Antecipação na organização pode reduzir riscos de malha fina, evitar multa por atraso e aumentar as chances de restituição nos primeiros lotes
Notícia
Procuradorias do país se preparam para protestar devedores neste ano
A PGFN é responsável pela cobrança da maior dívida fiscal do país, com 11 milhões de devedores e R$ 1,3 trilhão de créditos.
01/01/1970 00:00:00
Fernando Teixeira
As procuradorias responsáveis pelas maiores dívidas tributárias do país planejam tirar da gaveta em 2009 projetos de inscrição de devedores do fisco no cadastro da Serasa e dos Serviços de Proteção ao Crédito (SPCs). A Procuradoria Geral da Fazenda Nacional (PGFN), a Procuradoria-Geral Federal (PGF) e as procuradorias estaduais de São Paulo e do Rio de Janeiro estão com projetos engatilhados para sujar o nome dos contribuintes no mercado de crédito. No caso da PGFN e da PGF, há previsão legal para a prática desde o ano passado, e as portarias que darão início às inscrições nos cadastros de inadimplentes aguardam apenas a assinatura dos seus procuradores-chefes. No Rio, foi publicada em 15 de dezembro uma lei estadual autorizando a prática, e São Paulo, responsável por um programa-piloto de protestos de contribuintes em 2005, quer retomar o plano.

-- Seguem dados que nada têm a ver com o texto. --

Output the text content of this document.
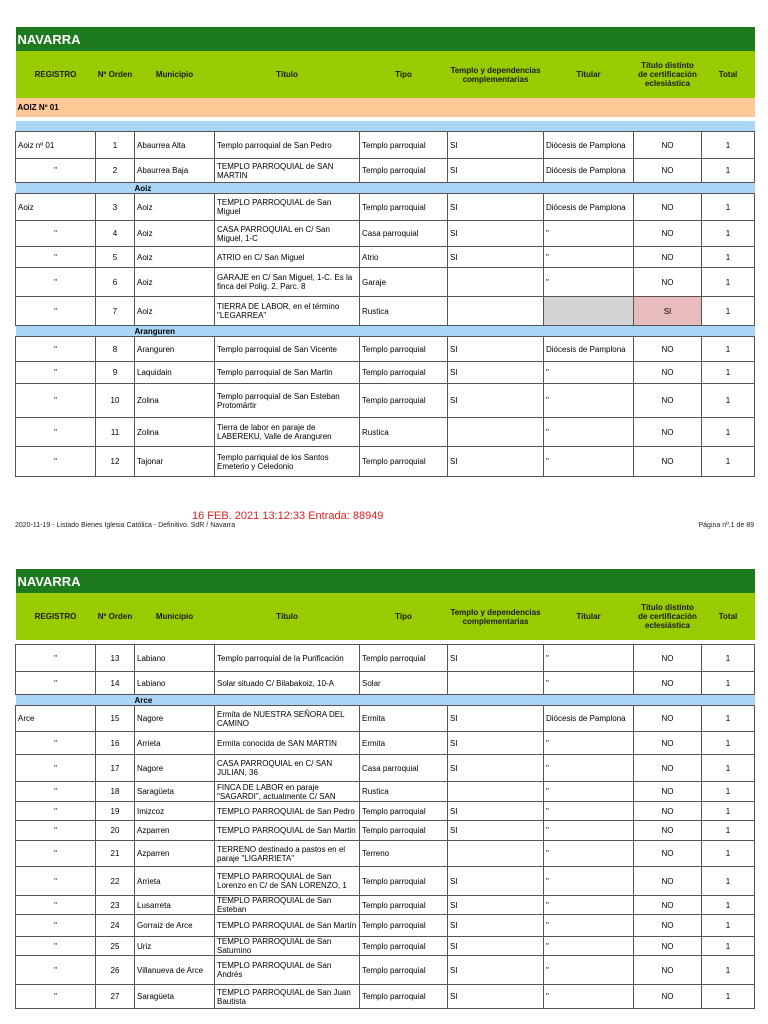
NAVARRA								
REGISTRO	Nº Orden	Municipio	Título	Tipo	Templo y dependencias complementarias	Titular	Título distinto de certificación eclesiástica	Total
AOIZ Nº 01								

Aoiz nº 01	1	Abaurrea Alta	Templo parroquial de San Pedro	Templo parroquial	SI	Diócesis de Pamplona	NO	1
"	2	Abaurrea Baja	TEMPLO PARROQUIAL de SAN MARTIN	Templo parroquial	SI	Diócesis de Pamplona	NO	1
		Aoiz						
Aoiz	3	Aoiz	TEMPLO PARROQUIAL de San Miguel	Templo parroquial	SI	Diócesis de Pamplona	NO	1
"	4	Aoiz	CASA PARROQUIAL en C/ San Miguel, 1-C	Casa parroquial	SI	"	NO	1
"	5	Aoiz	ATRIO en C/ San Miguel	Atrio	SI	"	NO	1
"	6	Aoiz	GARAJE en C/ San Miguel, 1-C. Es la finca del Polig. 2, Parc. 8	Garaje		"	NO	1
"	7	Aoiz	TIERRA DE LABOR, en el término "LEGARREA"	Rustica			SI	1
		Aranguren						
"	8	Aranguren	Templo parroquial de San Vicente	Templo parroquial	SI	Diócesis de Pamplona	NO	1
"	9	Laquidain	Templo parroquial de San Martin	Templo parroquial	SI	"	NO	1
"	10	Zolina	Templo parroquial de San Esteban Protomártir	Templo parroquial	SI	"	NO	1
"	11	Zolina	Tierra de labor en paraje de LABEREKU, Valle de Aranguren	Rustica		"	NO	1
"	12	Tajonar	Templo parriquial de los Santos Emeterio y Celedonio	Templo parroquial	SI	"	NO	1
16 FEB. 2021 13:12:33 Entrada: 88949
2020-11-19 - Listado Bienes Iglesia Católica - Definitivo. SdR / Navarra	Página nº.1 de 89
NAVARRA								
REGISTRO	Nº Orden	Municipio	Título	Tipo	Templo y dependencias complementarias	Titular	Título distinto de certificación eclesiástica	Total

"	13	Labiano	Templo parroquial de la Purificación	Templo parroquial	SI	"	NO	1
"	14	Labiano	Solar situado C/ Bilabakoiz, 10-A	Solar		"	NO	1
		Arce						
Arce	15	Nagore	Ermita de NUESTRA SEÑORA DEL CAMINO	Ermita	SI	Diócesis de Pamplona	NO	1
"	16	Arrieta	Ermita conocida de SAN MARTIN	Ermita	SI	"	NO	1
"	17	Nagore	CASA PARROQUIAL en C/ SAN JULIAN, 36	Casa parroquial	SI	"	NO	1
"	18	Saragüeta	FINCA DE LABOR en paraje "SAGARDI", actualmente C/ SAN	Rustica		"	NO	1
"	19	Imizcoz	TEMPLO PARROQUIAL de San Pedro	Templo parroquial	SI	"	NO	1
"	20	Azparren	TEMPLO PARROQUIAL de San Martin	Templo parroquial	SI	"	NO	1
"	21	Azparren	TERRENO destinado a pastos en el paraje "LIGARRIETA"	Terreno		"	NO	1
"	22	Arrieta	TEMPLO PARROQUIAL de San Lorenzo en C/ de SAN LORENZO, 1	Templo parroquial	SI	"	NO	1
"	23	Lusarreta	TEMPLO PARROQUIAL de San Esteban	Templo parroquial	SI	"	NO	1
"	24	Gorraiz de Arce	TEMPLO PARROQUIAL de San Martín	Templo parroquial	SI	"	NO	1
"	25	Uriz	TEMPLO PARROQUIAL de San Saturnino	Templo parroquial	SI	"	NO	1
"	26	Villanueva de Arce	TEMPLO PARROQUIAL de San Andrés	Templo parroquial	SI	"	NO	1
"	27	Saragüeta	TEMPLO PARROQUIAL de San Juan Bautista	Templo parroquial	SI	"	NO	1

A PGFN é responsável pela cobrança da maior dívida fiscal do país, com 11 milhões de devedores e R$ 1,3 trilhão de créditos. Os planos de levar as dívidas a protesto existem desde 2006, mas podem efetivar-se a partir de março. A idéia é protestar apenas dívidas de até R$ 10 mil, que representam cerca de 90% do número de créditos em cobrança, mas apenas 1% da dívida. A PGFN promoveu uma anistia parcial desses créditos - cerca de 2,1 milhões de processos - e, encerrado esse procedimento, deverá levar os demais devedores à Serasa.
Responsável pelas dívidas de agências reguladoras e de autarquias federais, a Procuradoria-Geral Federal está reorganizando o sistema de cobrança desses órgãos. Montou recentemente um primeiro pacote com 65 mil créditos e R$ 3,2 bilhões para serem cobrados de forma centralizada. O pacote abrange pendências com a Agência Nacional de Aviação Civil (Anac), Agência Nacional de Transportes Terrestres (ANTT), Agência Nacional do Petróleo (ANP), Agência Nacional de Energia Elétrica (Aneel), Conselho Administrativo de Defesa Econômica (Cade) e parte das multas cobradas pelo INSS que não foram transferidas à PGFN com a criação da Super-Receita. Segundo o coordenador geral de cobrança e recuperação de créditos da PGF, Albert Caravaca, caso seja aprovada a portaria aprovando a inscrição dos devedores na Serasa, parte dessas pendências será incluída - possivelmente aquelas com valor inferior a R$ 1 mil.
Com uma dívida ativa de R$ 20 bilhões e 1 milhão de débitos inscritos, a Procuradoria-Geral do Estado (PGE) do Rio de Janeiro conta agora com uma lei que autoriza o protesto de dívidas em cartório, o que significa a inscrição simultânea dos créditos na Serasa e no Serviço de Proteção ao Crédito (SPC). Com isso, fica sujo o nome do contribuinte nos mercados de crédito financeiro e comercial. Segundo o procurador responsável pela dívida ativa do Rio de Janeiro, Nilson Furtado, a nova lei foi publicada apenas para dar maior legitimidade ao protesto das dívidas, mas a rigor não haveria necessidade de autorização legal. No momento, o Estado está selecionando os débitos que irão a protesto, com a preocupação de evitar que entre eles sejam incluídos créditos sobre os quais pairem questionamentos - sob o risco de sofrer condenações por danos morais e materiais devido a inscrições indevidas. De início, estão sendo selecionadas dívidas de empresas que entraram em programas de parcelamento, pois nesses casos o contribuinte já abriu mão de todas as contestações.
Em São Paulo, com uma dívida ativa de R$ 60 bilhões, a PGE enviou algumas dezenas de devedores a protesto em 2005, mas a prática foi suspensa em seguida. Segundo o procurador responsável pela dívida ativa do Estado, Eduardo Fagundes, a prática pode ser retomada ainda na segunda metade deste ano, depois que for selecionado um novo pacote de devedores, uma vez que o governo acabou de encerrar um programa de parcelamento que deve excluir cerca de 16% das empresas da dívida ativa. O Estado também precisa derrubar uma liminar de primeira instância que a Fiesp obteve contra o protesto em 2006 - no Tribunal de Justiça de São Paulo (TJSP), a posição majoritária é favorável ao protesto.